Ces images ont été réalisées entre 1842 et 1850 par des photographes professionnels et amateurs. Les frères Bisson ont collaboré avec le phrénologue Pierre Marie Alexandre Dumoutier dans la reproduction de crânes et moulages rapportés de son voyage à bord de l'Astrolabe. Figurent également des noms moins connus comme Henri Jacquart, aide naturaliste au Muséum, ou bien Charles Guillain capitaine de vaisseau. Ce dernier réalisa à Zanzibar entre 1846 et 1848, probablement l'une des plus ancienne série de portraits d'africains sur daguerréotypes. La photographie est alors perçue comme moyen de reproduction servant à l'étude anthropologique en complément du matériel collecté (crânes et squelettes) et des moulages. Certains daguerréotypes ont été exposés dans la galerie d'anthropologie du Muséum avant d'être mis de côté pour plusieurs années.
Très récemment, ces plaques ont été exhumées à l'occasion d'un inventaire des collections. Placées sans écrin de protection, elles étaient rangées dans des boîtes en bois du type de celles employées pour le stockage des plaques de verre. Tous ces daguerréotypes ne sont pas parvenus jusqu'à nous en parfait état de conservation ; beaucoup ont subi les conséquences de manipulations malencontreuses (des rayures notamment), certains sont recouverts d'une couche de ternissure voilant l'image originale.
Une étude a donc été entreprise afin de mieux connaître la nature de cette couche de corrosion et de proposer un traitement de conservation adapté au daguerréotype. L'argent, principal composant de ce procédé est très sensible aux polluants atmosphériques, notamment ceux à base de composés soufrés ou chlorés. Cela se traduit le plus souvent par la formation d'une fine couche colorée dont les nuances varient en fonction de son épaisseur.

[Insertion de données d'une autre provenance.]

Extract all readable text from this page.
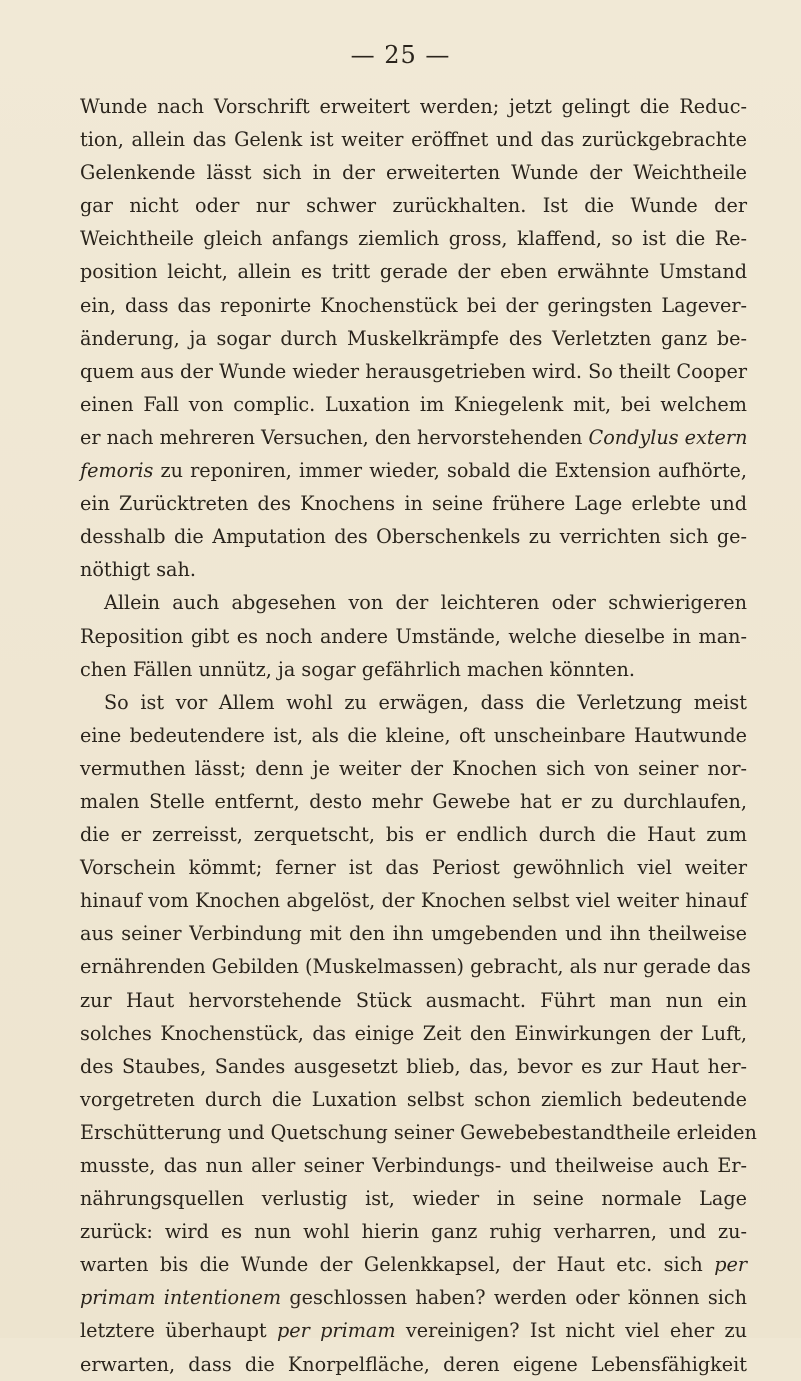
— 25 —
Wunde nach Vorschrift erweitert werden; jetzt gelingt die Reduc-
tion, allein das Gelenk ist weiter eröffnet und das zurückgebrachte
Gelenkende lässt sich in der erweiterten Wunde der Weichtheile
gar nicht oder nur schwer zurückhalten. Ist die Wunde der
Weichtheile gleich anfangs ziemlich gross, klaffend, so ist die Re-
position leicht, allein es tritt gerade der eben erwähnte Umstand
ein, dass das reponirte Knochenstück bei der geringsten Lagever-
änderung, ja sogar durch Muskelkrämpfe des Verletzten ganz be-
quem aus der Wunde wieder herausgetrieben wird. So theilt Cooper
einen Fall von complic. Luxation im Kniegelenk mit, bei welchem
er nach mehreren Versuchen, den hervorstehenden Condylus extern
femoris zu reponiren, immer wieder, sobald die Extension aufhörte,
ein Zurücktreten des Knochens in seine frühere Lage erlebte und
desshalb die Amputation des Oberschenkels zu verrichten sich ge-
nöthigt sah.
Allein auch abgesehen von der leichteren oder schwierigeren
Reposition gibt es noch andere Umstände, welche dieselbe in man-
chen Fällen unnütz, ja sogar gefährlich machen könnten.
So ist vor Allem wohl zu erwägen, dass die Verletzung meist
eine bedeutendere ist, als die kleine, oft unscheinbare Hautwunde
vermuthen lässt; denn je weiter der Knochen sich von seiner nor-
malen Stelle entfernt, desto mehr Gewebe hat er zu durchlaufen,
die er zerreisst, zerquetscht, bis er endlich durch die Haut zum
Vorschein kömmt; ferner ist das Periost gewöhnlich viel weiter
hinauf vom Knochen abgelöst, der Knochen selbst viel weiter hinauf
aus seiner Verbindung mit den ihn umgebenden und ihn theilweise
ernährenden Gebilden (Muskelmassen) gebracht, als nur gerade das
zur Haut hervorstehende Stück ausmacht. Führt man nun ein
solches Knochenstück, das einige Zeit den Einwirkungen der Luft,
des Staubes, Sandes ausgesetzt blieb, das, bevor es zur Haut her-
vorgetreten durch die Luxation selbst schon ziemlich bedeutende
Erschütterung und Quetschung seiner Gewebebestandtheile erleiden
musste, das nun aller seiner Verbindungs- und theilweise auch Er-
nährungsquellen verlustig ist, wieder in seine normale Lage
zurück: wird es nun wohl hierin ganz ruhig verharren, und zu-
warten bis die Wunde der Gelenkkapsel, der Haut etc. sich per
primam intentionem geschlossen haben? werden oder können sich
letztere überhaupt per primam vereinigen? Ist nicht viel eher zu
erwarten, dass die Knorpelfläche, deren eigene Lebensfähigkeit
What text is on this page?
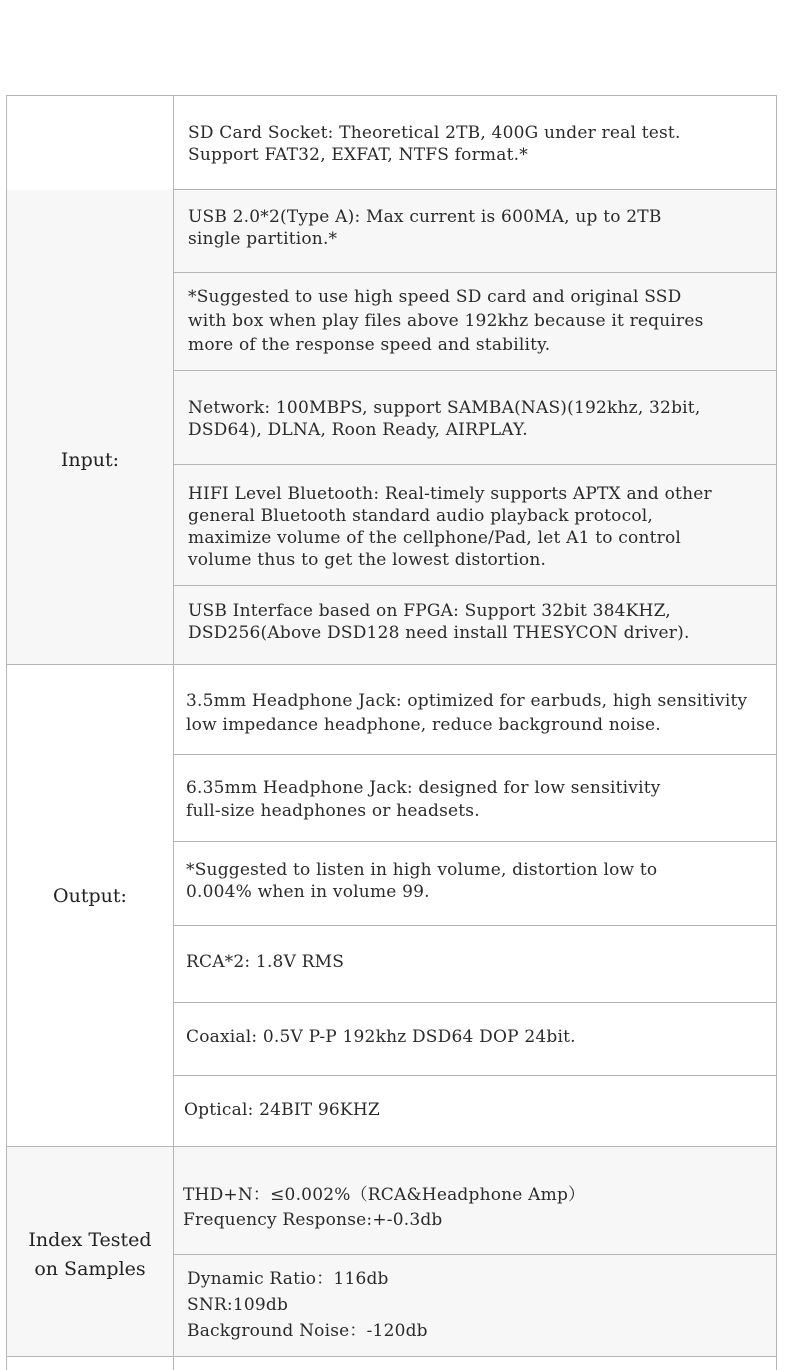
SD Card Socket: Theoretical 2TB, 400G under real test.
Support FAT32, EXFAT, NTFS format.*
Input:
USB 2.0*2(Type A): Max current is 600MA, up to 2TB
single partition.*
*Suggested to use high speed SD card and original SSD
with box when play files above 192khz because it requires
more of the response speed and stability.
Network: 100MBPS, support SAMBA(NAS)(192khz, 32bit,
DSD64), DLNA, Roon Ready, AIRPLAY.
HIFI Level Bluetooth: Real-timely supports APTX and other
general Bluetooth standard audio playback protocol,
maximize volume of the cellphone/Pad, let A1 to control
volume thus to get the lowest distortion.
USB Interface based on FPGA: Support 32bit 384KHZ,
DSD256(Above DSD128 need install THESYCON driver).
Output:
3.5mm Headphone Jack: optimized for earbuds, high sensitivity
low impedance headphone, reduce background noise.
6.35mm Headphone Jack: designed for low sensitivity
full-size headphones or headsets.
*Suggested to listen in high volume, distortion low to
0.004% when in volume 99.
RCA*2: 1.8V RMS
Coaxial: 0.5V P-P 192khz DSD64 DOP 24bit.
Optical: 24BIT 96KHZ
Index Tested
on Samples
THD+N：≤0.002%（RCA&Headphone Amp）
Frequency Response:+-0.3db
Dynamic Ratio：116db
SNR:109db
Background Noise：-120db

Des examens au microscope électronique à balayage et des analyses de surface ont été réalisés sur des échantillons modernes spécialement préparés en suivant les indications des manuels et traités de daguerréotypie. Les résultats obtenus avec ces témoins modernes ont été comparés avec ceux des plaques anciennes. Une analyse d'extrême surface de type E.S.C.A. (electron spectroscopy for chemical analysis)a été effectuée par le centre de nanoanalyse de l'université Claude Bernard de Lyon. Les résultats ont confirmé les précédentes études sur la corrosion du daguerréotype tout en précisant l'épaisseur moyenne de cette couche de ternissure et en révélant de nouveaux éléments, comme ceux issus de produits résiduels de traitement de fabrication.
La nature de la ternissure ayant été déterminée dans la limite des échantillons disponibles, une étude sur les conditions de son élimination est ensuite proposée. Son principe repose sur la réduction cathodique des produits de corrosion. Ce traitement en solution est contrôlable et reproductible, mais il ne convient pas aux daguerréotypes coloriés.
L'électrolyte ainsi que les potentiels de traitement ont été définis par une étude préalable effectuée sur des échantillons modernes spécialement préparés. Des tests sur des témoins anciens ont permis d'envisager une suite favorable à ce type de traitement.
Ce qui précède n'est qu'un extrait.